Both parties agreed that it was the policy of the defendant that all members of staff should wear a portable panic alarm, not just those who handled money. As such, it was said that the plaintiff should have known to wear a portable panic alarm, which was located in the manager’s office. The defendant argued that the plaintiff was responsible for not wearing the alarm at the time in question.
The evidence showed that the plaintiff had received training from the defendant, which included that she should always have an alarm on her person. However, the safety statement was less clear, providing that “all staff that work with cash” should wear an alarm.
The plaintiff also provided uncontroverted evidence that she had never seen a deli worker wear an alarm and that it was only for till staff. Further, she stated that she had never been given a panic alarm and had only ever seen a photo of one.
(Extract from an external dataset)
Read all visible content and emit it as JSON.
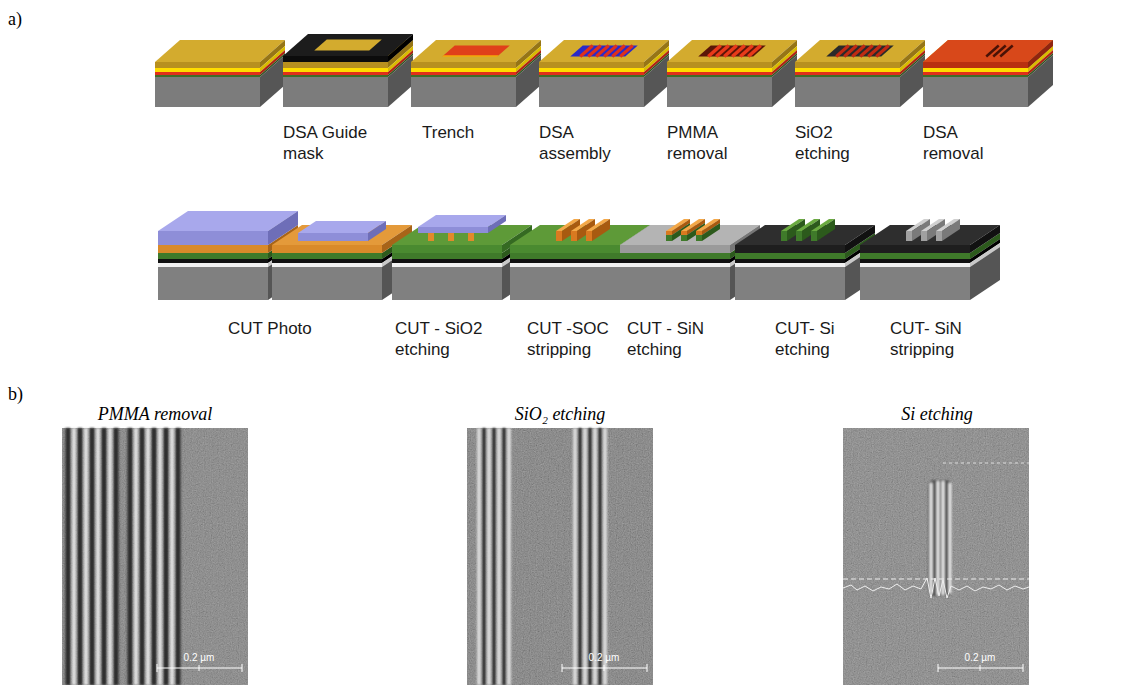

The defendant provided the area manager as a witness, although did not call the plaintiff’s line manager to contradict the plaintiff’s evidence. The area manager stated that it was usual practice for alarms to be kept in the manager’s office or, alternatively, employees would get an alarm from their predecessor during a change of shift.
High Court
Ms Justice Egan began by outlining the case law relating to an employer’s duty to its employees. The court referred to the well-established principles from Martin v. Dunnes Stores Dundalk [2016] IECA 85, where it was held that an employer must act reasonably to ensure the safety of workers, having regard to their level of skill and experience.
The court noted that an employer has statutory obligations under section 8 of the Safety Health and Welfare at Work Act 2005 to provide inter alia, a safe system of work for employees, adequate training and risk assessments, as far as reasonably practicable.
The court also referred to the criteria for recovery in nervous shock cases under Kelly v. Hennessy [1995] 3 IR 253. The court noted that the defendant claimed that the injury was not caused by the defendant’s act and that the shooting was entirely unforeseeable.
Ms Justice Egan held that, notwithstanding her initial training in mobile panic alarms, it was reasonable for the plaintiff to think that they were only intended for staff who handled cash. The court noted the failure to call the line manager to give evidence on this issue. Further, the court commented that it was unclear if the manager’s office would have been open to retrieve an alarm at the time, since the plaintiff began her shift before the manager.
The court held that the defendant had identified the risk of robbery or security incidents Accordingly, it was necessary for the defendant to ensure that safety measures were complied with by staff. It was held that the defendant failed to implement its own system.
Further, the court held that the plaintiff’s pleaded case was for damages arising from the aggravation of her PTSD due to the failures of the defendant. Since she was not seeking damages for the totality of her injuries, the court held that the defendant could not rely on the unforeseeably violent nature of the incident to avoid liability. The court therefore distinguished cases such as Matthews v. Irish Society for Autism and the National Autistic Association [1997] IEHC 64 and Breslin v. Corcoran and the Motor Insurer Bureau of Ireland [2003] IESC 23.
Conclusion
The court considered the plaintiff’s previous diagnosis of PTSD and that she continued to suffer residual symptoms ten years after the event. She also required counselling, therapy and medication to deal with the aftermath of the attack. She eventually returned to working a four-day week.
The court held that the plaintiff’s terror would have been exacerbated by not having the panic alarm. The court awarded €10,000 for the first eighteen months of the nervous shock, €20,000 for the remaining period and €3,000 for special damages.